First, it is not a fixed question whether jewelry can be covered by copyright at all. Copyright extends, among the rest, to “pictorial, graphic, and sculptural works.” It is arguable whether jewelry can be classed as sculpture. Some can be, others not.
“A ‘work of visual art’ is—
(1) a painting, drawing, print, or sculpture, existing in a single copy, in a limited edition of 200 copies or fewer that are signed and consecutively numbered by the author, or, in the case of a sculpture, in multiple cast, carved, or fabricated sculptures of 200 or fewer that are consecutively numbered by the author and bear the signature or other identifying mark of the author…”
Most commercially designed objects can be protected under patent law, which is different from copyright law.

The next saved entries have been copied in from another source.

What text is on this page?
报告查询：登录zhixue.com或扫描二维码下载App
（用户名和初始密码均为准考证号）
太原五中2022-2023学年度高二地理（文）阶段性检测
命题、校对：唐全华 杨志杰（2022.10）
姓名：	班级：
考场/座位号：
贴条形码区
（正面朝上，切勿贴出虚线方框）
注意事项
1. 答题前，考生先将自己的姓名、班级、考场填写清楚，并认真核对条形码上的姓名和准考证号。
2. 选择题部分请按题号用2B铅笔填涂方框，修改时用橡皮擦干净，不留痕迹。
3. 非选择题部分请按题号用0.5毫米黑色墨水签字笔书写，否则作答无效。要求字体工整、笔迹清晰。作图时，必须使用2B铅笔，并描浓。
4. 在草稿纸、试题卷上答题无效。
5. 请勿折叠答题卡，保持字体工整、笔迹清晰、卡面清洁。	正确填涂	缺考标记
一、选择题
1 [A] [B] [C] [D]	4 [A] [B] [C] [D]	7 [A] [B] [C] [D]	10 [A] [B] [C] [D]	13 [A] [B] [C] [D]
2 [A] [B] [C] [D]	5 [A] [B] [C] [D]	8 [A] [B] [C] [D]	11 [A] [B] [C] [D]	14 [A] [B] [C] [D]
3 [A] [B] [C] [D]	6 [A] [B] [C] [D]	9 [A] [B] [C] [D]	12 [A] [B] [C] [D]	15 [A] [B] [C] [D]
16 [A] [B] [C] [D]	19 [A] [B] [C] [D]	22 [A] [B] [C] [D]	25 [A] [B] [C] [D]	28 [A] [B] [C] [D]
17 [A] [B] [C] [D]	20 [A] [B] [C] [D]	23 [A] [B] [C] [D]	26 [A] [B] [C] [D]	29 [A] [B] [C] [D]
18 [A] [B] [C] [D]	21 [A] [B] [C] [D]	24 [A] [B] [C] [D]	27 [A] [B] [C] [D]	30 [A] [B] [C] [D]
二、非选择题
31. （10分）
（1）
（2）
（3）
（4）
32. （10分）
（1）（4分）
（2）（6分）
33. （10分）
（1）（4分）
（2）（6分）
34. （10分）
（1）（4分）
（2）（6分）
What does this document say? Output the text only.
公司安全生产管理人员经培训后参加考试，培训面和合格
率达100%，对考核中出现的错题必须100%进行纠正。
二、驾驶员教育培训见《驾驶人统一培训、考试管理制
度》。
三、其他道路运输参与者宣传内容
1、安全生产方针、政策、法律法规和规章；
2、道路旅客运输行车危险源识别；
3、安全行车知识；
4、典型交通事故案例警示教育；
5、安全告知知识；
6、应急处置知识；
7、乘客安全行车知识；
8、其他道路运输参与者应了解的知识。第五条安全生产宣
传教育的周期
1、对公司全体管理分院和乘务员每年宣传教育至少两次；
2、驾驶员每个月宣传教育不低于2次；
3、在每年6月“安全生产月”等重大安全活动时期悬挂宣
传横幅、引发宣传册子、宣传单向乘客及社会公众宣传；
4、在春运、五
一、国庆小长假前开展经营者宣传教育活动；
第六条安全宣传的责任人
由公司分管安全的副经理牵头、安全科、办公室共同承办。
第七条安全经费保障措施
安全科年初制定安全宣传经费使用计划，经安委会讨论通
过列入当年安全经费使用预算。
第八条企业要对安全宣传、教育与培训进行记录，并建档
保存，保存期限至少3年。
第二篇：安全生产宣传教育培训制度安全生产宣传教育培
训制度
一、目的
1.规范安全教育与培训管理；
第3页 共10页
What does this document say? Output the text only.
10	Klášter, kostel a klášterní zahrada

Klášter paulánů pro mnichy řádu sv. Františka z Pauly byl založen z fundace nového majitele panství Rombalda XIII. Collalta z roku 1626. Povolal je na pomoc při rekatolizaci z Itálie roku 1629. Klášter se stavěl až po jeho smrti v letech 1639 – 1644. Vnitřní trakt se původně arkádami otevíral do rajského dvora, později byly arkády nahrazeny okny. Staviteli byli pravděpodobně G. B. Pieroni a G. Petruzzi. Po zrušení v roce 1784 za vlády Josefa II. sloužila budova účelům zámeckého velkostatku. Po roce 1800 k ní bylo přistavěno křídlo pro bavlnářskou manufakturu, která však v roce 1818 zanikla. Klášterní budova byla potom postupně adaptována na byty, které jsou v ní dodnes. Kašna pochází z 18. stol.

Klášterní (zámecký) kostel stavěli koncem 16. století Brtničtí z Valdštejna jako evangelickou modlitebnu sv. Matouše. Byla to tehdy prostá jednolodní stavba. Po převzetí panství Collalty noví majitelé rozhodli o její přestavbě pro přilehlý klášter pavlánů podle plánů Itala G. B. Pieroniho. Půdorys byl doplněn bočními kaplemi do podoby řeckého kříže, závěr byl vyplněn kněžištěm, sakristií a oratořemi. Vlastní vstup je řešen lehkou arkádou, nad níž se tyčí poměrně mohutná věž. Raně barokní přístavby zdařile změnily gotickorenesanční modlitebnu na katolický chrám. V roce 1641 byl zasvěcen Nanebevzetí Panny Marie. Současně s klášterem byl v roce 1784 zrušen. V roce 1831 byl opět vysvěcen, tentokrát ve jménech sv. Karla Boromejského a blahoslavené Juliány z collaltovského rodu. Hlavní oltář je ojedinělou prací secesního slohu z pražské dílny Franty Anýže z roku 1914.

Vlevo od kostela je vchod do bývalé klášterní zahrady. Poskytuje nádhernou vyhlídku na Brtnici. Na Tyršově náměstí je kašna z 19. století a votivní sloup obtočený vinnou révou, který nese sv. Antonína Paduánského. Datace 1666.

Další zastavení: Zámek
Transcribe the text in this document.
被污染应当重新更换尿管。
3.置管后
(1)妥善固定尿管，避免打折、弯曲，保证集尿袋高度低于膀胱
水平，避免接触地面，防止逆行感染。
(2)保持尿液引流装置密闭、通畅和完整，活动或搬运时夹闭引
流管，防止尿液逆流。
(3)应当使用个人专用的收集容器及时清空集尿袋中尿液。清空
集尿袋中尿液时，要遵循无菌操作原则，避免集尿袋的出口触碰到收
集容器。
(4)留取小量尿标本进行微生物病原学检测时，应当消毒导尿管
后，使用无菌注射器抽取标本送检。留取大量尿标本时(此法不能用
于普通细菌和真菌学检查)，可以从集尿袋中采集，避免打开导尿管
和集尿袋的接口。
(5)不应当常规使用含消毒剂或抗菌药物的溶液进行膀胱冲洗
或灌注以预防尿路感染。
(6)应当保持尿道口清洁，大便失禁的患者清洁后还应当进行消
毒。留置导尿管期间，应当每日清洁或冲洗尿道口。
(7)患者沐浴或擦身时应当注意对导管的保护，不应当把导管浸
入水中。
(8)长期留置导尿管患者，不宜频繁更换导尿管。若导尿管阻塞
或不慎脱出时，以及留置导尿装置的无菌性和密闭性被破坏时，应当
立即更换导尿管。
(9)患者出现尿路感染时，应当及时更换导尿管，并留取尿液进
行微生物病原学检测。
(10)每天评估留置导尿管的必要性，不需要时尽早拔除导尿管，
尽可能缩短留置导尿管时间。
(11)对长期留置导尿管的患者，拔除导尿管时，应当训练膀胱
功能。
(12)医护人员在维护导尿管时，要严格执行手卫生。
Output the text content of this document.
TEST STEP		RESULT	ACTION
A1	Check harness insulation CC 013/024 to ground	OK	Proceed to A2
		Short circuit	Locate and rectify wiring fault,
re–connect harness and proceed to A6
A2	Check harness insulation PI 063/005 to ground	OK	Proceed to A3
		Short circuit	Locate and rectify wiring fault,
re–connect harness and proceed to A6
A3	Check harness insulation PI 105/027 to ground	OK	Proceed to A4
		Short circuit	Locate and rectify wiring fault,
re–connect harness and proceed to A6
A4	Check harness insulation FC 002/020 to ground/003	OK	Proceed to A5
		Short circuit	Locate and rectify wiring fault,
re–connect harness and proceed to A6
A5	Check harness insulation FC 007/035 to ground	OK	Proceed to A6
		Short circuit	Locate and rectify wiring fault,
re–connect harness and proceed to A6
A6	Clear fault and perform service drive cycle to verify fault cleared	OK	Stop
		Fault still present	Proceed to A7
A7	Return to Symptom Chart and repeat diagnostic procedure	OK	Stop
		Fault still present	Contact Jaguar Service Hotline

One can apply for a design patent, but this covers mechanisms rather than the artistic aspect of the piece.
Copyright does not cover ideas.
“In no case does copyright protection for an original work of authorship extend to any idea, procedure, process, system, method of operation, concept, principle, or discovery, regardless of the form in which it is described, explained, illustrated, or embodied in such work.”
Copyright only covers the specific expression of the idea, not the underlying idea itself.
So if Moby Dick were still under copyright anyone could write a novel about a bonkers sea captain chasing a giant whale, as the idea of the novel is specifically excluded from copyright.
These parameters are specific to US copyright law. International copyrights are covered by the Berne Convention, to which the US is a signatory but which may have slightly different definitions and strictures.
But, as was said above, ethical behavior is different from legal behavior.